Health authorities in Shandong province have traced all 252,600 doses of the substandard DTaP vaccine and reported no further cases of abnormal reactions in children who received the drug, according to Qilu Evening News.
Hospitals and clinics stopped using the vaccine — which inoculates against diphtheria, tetanus and acellular pertussis (or whooping cough) — in November, when the national drug regulator said tests had shown it was ineffective, the paper quoted the Shandong Center for Disease Control and Prevention as saying.
The vaccine is covered by China’s immunization plan and is mandatory for children.

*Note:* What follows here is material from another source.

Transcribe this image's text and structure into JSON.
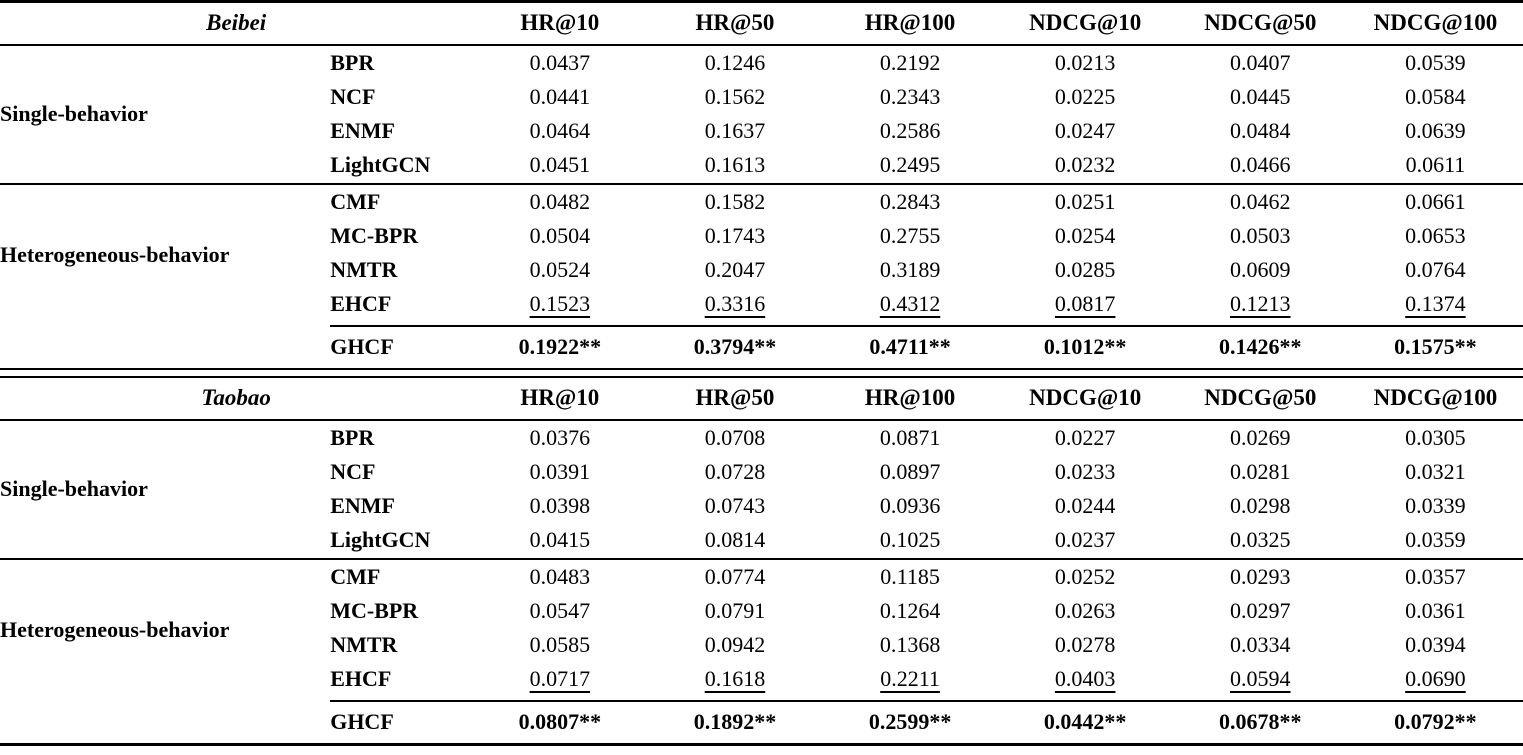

Authorities have identified every child inoculated using the drug as well as located all unused doses, the Shandong CDC said.

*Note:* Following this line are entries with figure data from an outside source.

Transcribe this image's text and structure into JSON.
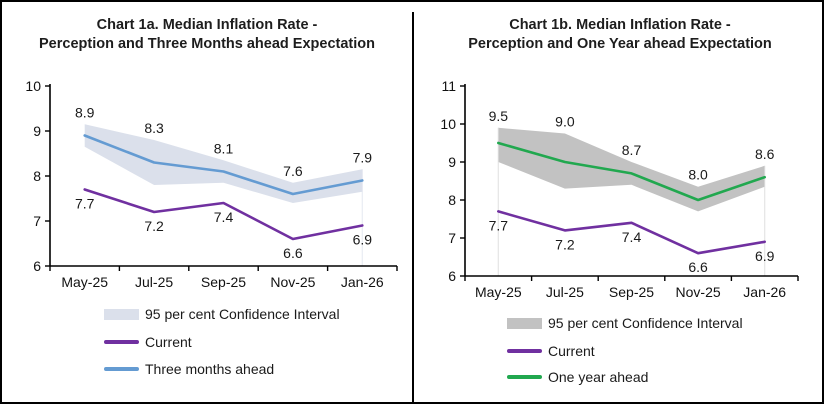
{
  "background": "#ffffff",
  "frame": {
    "border_color": "#000000",
    "divider_color": "#000000"
  },
  "chart_data": [
    {
      "type": "line",
      "title_line1": "Chart 1a. Median Inflation Rate -",
      "title_line2": "Perception and Three Months ahead Expectation",
      "categories": [
        "May-25",
        "Jul-25",
        "Sep-25",
        "Nov-25",
        "Jan-26"
      ],
      "xlabel": "",
      "ylabel": "",
      "ylim": [
        6,
        10
      ],
      "yticks": [
        "6",
        "7",
        "8",
        "9",
        "10"
      ],
      "grid": false,
      "legend_position": "bottom",
      "confidence_band": {
        "label": "95 per cent Confidence Interval",
        "fill": "#dbe0eb",
        "upper": [
          9.15,
          8.8,
          8.35,
          7.85,
          8.15
        ],
        "lower": [
          8.65,
          7.8,
          7.85,
          7.4,
          7.65
        ]
      },
      "drop_line_categories": [
        4
      ],
      "drop_line_color": "#e0e4ee",
      "series": [
        {
          "name": "Current",
          "color": "#7030a0",
          "values": [
            7.7,
            7.2,
            7.4,
            6.6,
            6.9
          ],
          "labels": [
            "7.7",
            "7.2",
            "7.4",
            "6.6",
            "6.9"
          ],
          "label_position": "below",
          "has_band": false
        },
        {
          "name": "Three months ahead",
          "color": "#649bd2",
          "values": [
            8.9,
            8.3,
            8.1,
            7.6,
            7.9
          ],
          "labels": [
            "8.9",
            "8.3",
            "8.1",
            "7.6",
            "7.9"
          ],
          "label_position": "above_band",
          "has_band": true
        }
      ],
      "legend": [
        {
          "label": "95 per cent Confidence Interval",
          "swatch": "band",
          "color": "#dbe0eb"
        },
        {
          "label": "Current",
          "swatch": "line",
          "color": "#7030a0"
        },
        {
          "label": "Three months ahead",
          "swatch": "line",
          "color": "#649bd2"
        }
      ]
    },
    {
      "type": "line",
      "title_line1": "Chart 1b. Median Inflation Rate -",
      "title_line2": "Perception and One Year ahead Expectation",
      "categories": [
        "May-25",
        "Jul-25",
        "Sep-25",
        "Nov-25",
        "Jan-26"
      ],
      "xlabel": "",
      "ylabel": "",
      "ylim": [
        6,
        11
      ],
      "yticks": [
        "6",
        "7",
        "8",
        "9",
        "10",
        "11"
      ],
      "grid": false,
      "legend_position": "bottom",
      "confidence_band": {
        "label": "95 per cent Confidence Interval",
        "fill": "#c2c2c2",
        "upper": [
          9.9,
          9.75,
          9.0,
          8.35,
          8.9
        ],
        "lower": [
          9.0,
          8.3,
          8.4,
          7.7,
          8.35
        ]
      },
      "drop_line_categories": [
        0,
        4
      ],
      "drop_line_color": "#dadada",
      "series": [
        {
          "name": "Current",
          "color": "#7030a0",
          "values": [
            7.7,
            7.2,
            7.4,
            6.6,
            6.9
          ],
          "labels": [
            "7.7",
            "7.2",
            "7.4",
            "6.6",
            "6.9"
          ],
          "label_position": "below",
          "has_band": false
        },
        {
          "name": "One year ahead",
          "color": "#21a84f",
          "values": [
            9.5,
            9.0,
            8.7,
            8.0,
            8.6
          ],
          "labels": [
            "9.5",
            "9.0",
            "8.7",
            "8.0",
            "8.6"
          ],
          "label_position": "above_band",
          "has_band": true
        }
      ],
      "legend": [
        {
          "label": "95 per cent Confidence Interval",
          "swatch": "band",
          "color": "#c2c2c2"
        },
        {
          "label": "Current",
          "swatch": "line",
          "color": "#7030a0"
        },
        {
          "label": "One year ahead",
          "swatch": "line",
          "color": "#21a84f"
        }
      ]
    }
  ]
}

Almost 250,000 doses of the substandard vaccine — made by Changchun Changsheng Bio-tech Co, in Changchun, Jilin province — had been used on children in eight Shandong cities, including the capital Jinan, the CDC said.
It added that health authorities had arranged for all 215,184 children affected to receive qualified vaccines made by other companies, with 97 already completing the procedure.

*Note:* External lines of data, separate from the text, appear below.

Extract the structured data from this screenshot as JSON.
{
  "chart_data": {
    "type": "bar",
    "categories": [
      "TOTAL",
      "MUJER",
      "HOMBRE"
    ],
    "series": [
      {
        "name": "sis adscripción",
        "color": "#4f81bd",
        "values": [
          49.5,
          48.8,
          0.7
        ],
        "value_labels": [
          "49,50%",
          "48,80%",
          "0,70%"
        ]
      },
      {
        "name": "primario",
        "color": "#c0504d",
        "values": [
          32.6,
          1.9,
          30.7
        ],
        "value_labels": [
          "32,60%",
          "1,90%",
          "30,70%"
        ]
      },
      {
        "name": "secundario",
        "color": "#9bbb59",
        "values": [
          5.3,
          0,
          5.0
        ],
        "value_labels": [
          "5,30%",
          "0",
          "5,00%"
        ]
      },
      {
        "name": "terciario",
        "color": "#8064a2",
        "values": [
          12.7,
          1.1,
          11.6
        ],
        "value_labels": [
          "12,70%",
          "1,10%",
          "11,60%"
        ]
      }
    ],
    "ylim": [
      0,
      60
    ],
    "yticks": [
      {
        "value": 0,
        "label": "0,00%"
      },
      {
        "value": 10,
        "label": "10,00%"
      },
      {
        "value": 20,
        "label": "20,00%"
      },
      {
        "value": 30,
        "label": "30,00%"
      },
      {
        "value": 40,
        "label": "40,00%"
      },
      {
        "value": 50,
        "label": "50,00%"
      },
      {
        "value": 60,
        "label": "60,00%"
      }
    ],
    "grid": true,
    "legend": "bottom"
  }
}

These vaccines may not be effective in immunization, but they will not endanger the children’s health, according to the State Drug Administration.
The national regulator placed Changchun Changsheng Bio-tech Co under investigation last week on suspicion the company had fudged production records for its rabies vaccine. The administration said no doses of the suspect vaccine had entered the market.
Chinese authorities also failed eight batches of a vaccine produced by Sanofi, a French pharmaceutical company, for low quality standards last year. The vaccine aims to prevent five diseases, including diphtheria, pertussis and tetanus.